One of the tests used to diagnose Type 2 diabetes and monitor blood sugar control is influenced by 60 genetic variants, an international team of scientists has discovered. One genetic variant in particular, found only in African Americans, significantly reduces the accuracy of the HbA1c blood test used to diagnose and monitor the condition. This means around 650,000 African Americans in the U.S. could have undiagnosed Type 2 diabetes if tested with the HbA1c test alone.(Image: iStock/MarkHatfield)
The results, published in PLOS Medicine suggest screening for the particular genetic variant alongside the diagnostic test, or using other diagnostic tests in populations with African ancestry in order to improve diagnoses of Type 2 diabetes.
According to the Centers for Disease Control and Prevention, there are over 100 million U.S. adults living with diabetes or pre-diabetes. There are 30.3 million Americans who have diabetes and another 84.1 million have pre-diabetes, a condition that if not treated often leads to Type 2 diabetes within five years.
According to the US Department Office of Minority Health, the prevalence rate of diabetes in African Americans is 13.4%. African Americans are almost twice as likely to be diagnosed with diabetes as non-Hispanic whites. In addition, they are more likely to suffer complications from diabetes, such as end-stage renal disease and lower extremity amputations.
However, in an interesting scientific twist, the number of diabetic African Americans may actually be higher accompanied with a delayed diagnosis resulting in a longer undiagnosed period and subjecting them to states of untreated higher glycemia causing an increased risk for long-term diabetes complications.
In the largest study of its kind, an international team of more than 200 scientists investigated genetic variants thought to affect the blood test used to diagnose and monitor Type 2 diabetes, known as the glycated hemoglobin, or HbA1c test.
The team studied genetic variants in almost 160,000 people from European, African, East Asian, and South Asian ancestries who were not known to have Type 2 diabetes. Researchers discovered 60 genetic variants that influence the outcome of HbA1c tests.
One genetic variant in particular, in the G6PD gene, was found to significantly impact the results of the HbA1c test. The G6PD genetic variant is almost unique to people of African ancestry; around 11% of African Americans carry at least one copy of this variant.
The issue with the G6PD genetic variant is it artificially lowers the value of blood sugar in the HbA1c test, and can lead to under-diagnosis of people with Type 2 diabetes.
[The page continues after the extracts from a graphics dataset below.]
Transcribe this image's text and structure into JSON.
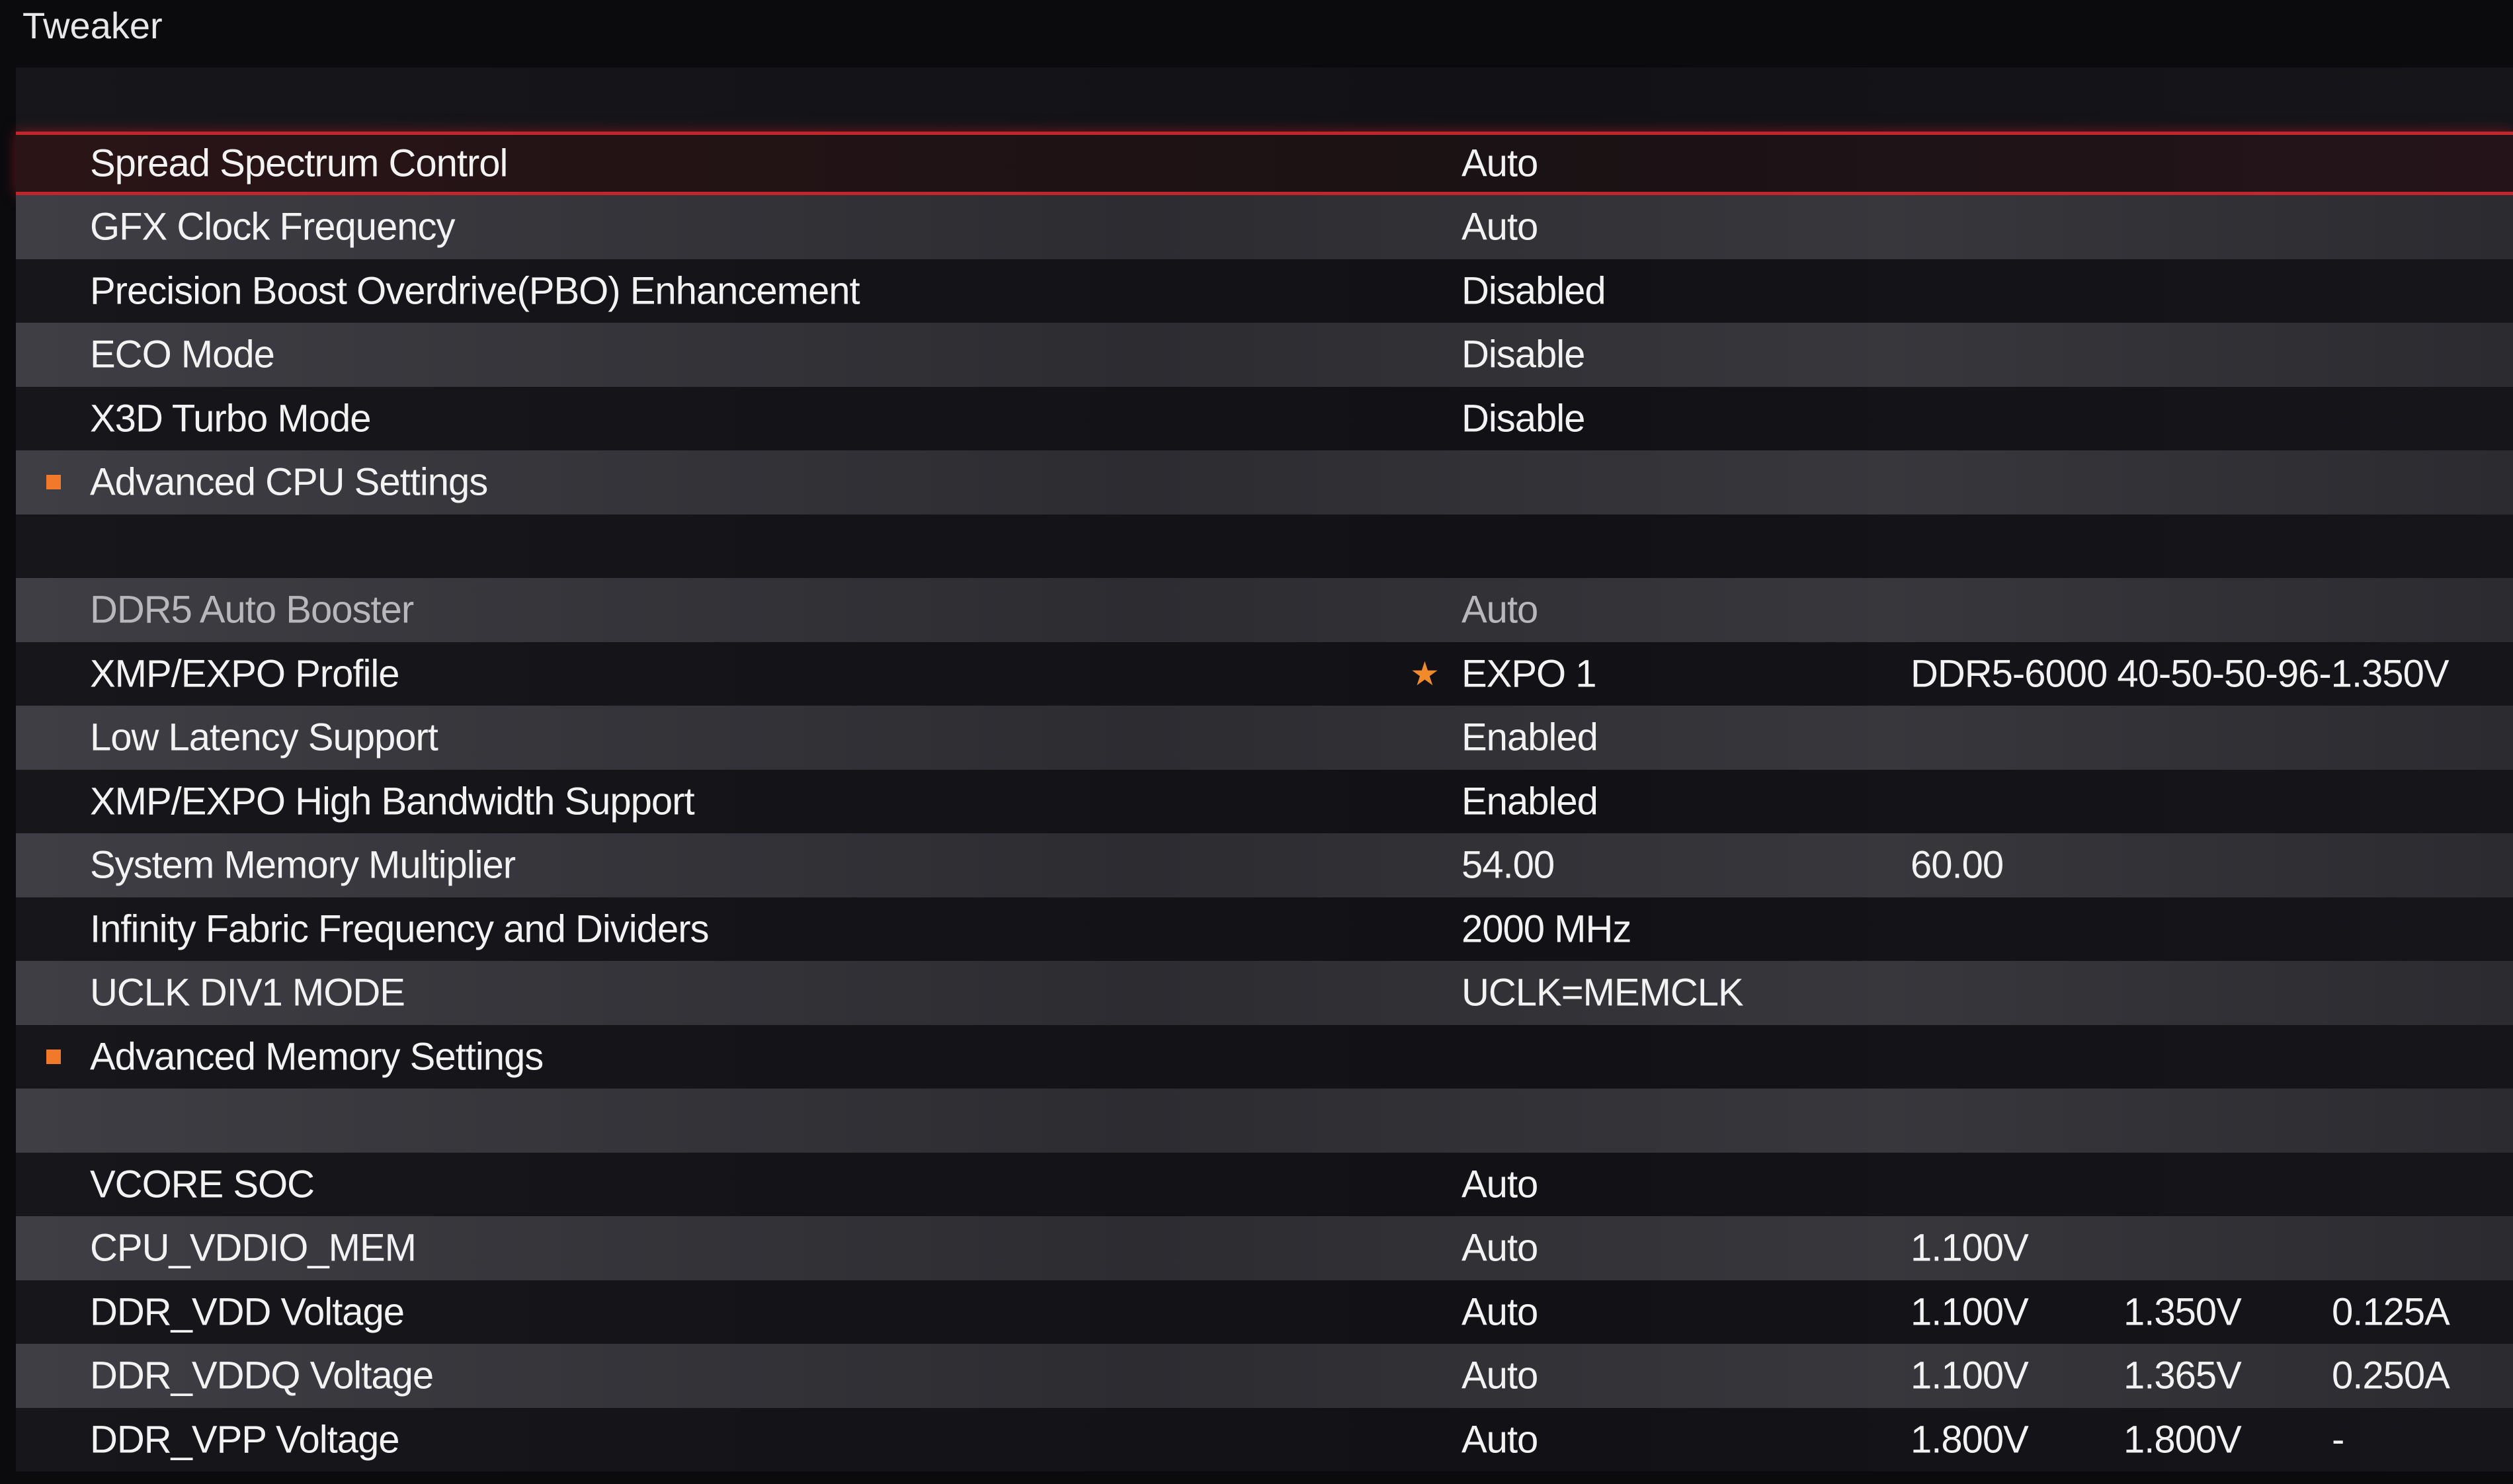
{
  "header": {
    "title": "Tweaker"
  },
  "colors": {
    "accent": "#c0262c",
    "bullet": "#f07a2a"
  },
  "rows": [
    {
      "type": "blank",
      "shade": "dark"
    },
    {
      "type": "item",
      "shade": "selected",
      "cells": [
        "Spread Spectrum Control",
        "Auto"
      ]
    },
    {
      "type": "item",
      "shade": "light",
      "cells": [
        "GFX Clock Frequency",
        "Auto"
      ]
    },
    {
      "type": "item",
      "shade": "dark",
      "cells": [
        "Precision Boost Overdrive(PBO) Enhancement",
        "Disabled"
      ]
    },
    {
      "type": "item",
      "shade": "light",
      "cells": [
        "ECO Mode",
        "Disable"
      ]
    },
    {
      "type": "item",
      "shade": "dark",
      "cells": [
        "X3D Turbo Mode",
        "Disable"
      ]
    },
    {
      "type": "section",
      "shade": "light",
      "cells": [
        "Advanced CPU Settings"
      ]
    },
    {
      "type": "blank",
      "shade": "dark"
    },
    {
      "type": "item",
      "shade": "light",
      "disabled": true,
      "cells": [
        "DDR5 Auto Booster",
        "Auto"
      ]
    },
    {
      "type": "item",
      "shade": "dark",
      "star": true,
      "cells": [
        "XMP/EXPO Profile",
        "EXPO 1",
        "DDR5-6000 40-50-50-96-1.350V"
      ]
    },
    {
      "type": "item",
      "shade": "light",
      "cells": [
        "Low Latency Support",
        "Enabled"
      ]
    },
    {
      "type": "item",
      "shade": "dark",
      "cells": [
        "XMP/EXPO High Bandwidth Support",
        "Enabled"
      ]
    },
    {
      "type": "item",
      "shade": "light",
      "cells": [
        "System Memory Multiplier",
        "54.00",
        "60.00"
      ]
    },
    {
      "type": "item",
      "shade": "dark",
      "cells": [
        "Infinity Fabric Frequency and Dividers",
        "2000 MHz"
      ]
    },
    {
      "type": "item",
      "shade": "light",
      "cells": [
        "UCLK DIV1 MODE",
        "UCLK=MEMCLK"
      ]
    },
    {
      "type": "section",
      "shade": "dark",
      "cells": [
        "Advanced Memory Settings"
      ]
    },
    {
      "type": "blank",
      "shade": "light"
    },
    {
      "type": "item",
      "shade": "dark",
      "cells": [
        "VCORE SOC",
        "Auto"
      ]
    },
    {
      "type": "item",
      "shade": "light",
      "cells": [
        "CPU_VDDIO_MEM",
        "Auto",
        "1.100V"
      ]
    },
    {
      "type": "item",
      "shade": "dark",
      "cells": [
        "DDR_VDD Voltage",
        "Auto",
        "1.100V",
        "1.350V",
        "0.125A"
      ]
    },
    {
      "type": "item",
      "shade": "light",
      "cells": [
        "DDR_VDDQ Voltage",
        "Auto",
        "1.100V",
        "1.365V",
        "0.250A"
      ]
    },
    {
      "type": "item",
      "shade": "dark",
      "cells": [
        "DDR_VPP Voltage",
        "Auto",
        "1.800V",
        "1.800V",
        "-"
      ]
    }
  ]
}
Otherwise, the HbA1c test remains a suitable test for diagnosing and monitoring diabetes for the majority of people.
The HbA1c test measures the amount of glucose, or sugar that is carried by the red blood cells in the body, for the previous two to three months. The G6PD genetic variant shortens the three-month lifecycle of red blood cells. So in African Americans who have this variant, their red blood cells don’t live long enough to bind to the glucose in the blood. Therefore these people will have a lower level of HbA1c, which won’t show as a positive result for Type 2 diabetes.
Medicine is not a one size fits all. And studies like this are one step closer to precision medicine, which takes people’s genetics into account and improves diagnosis and monitoring for diseases such as diabetes. In the meantime, an option would be to genetically screen African Americans for the G6PD variant alongside the HbA1c test in order to accurately diagnose Type 2 diabetes, or use other diagnostic tests such as fasting glucose measurements.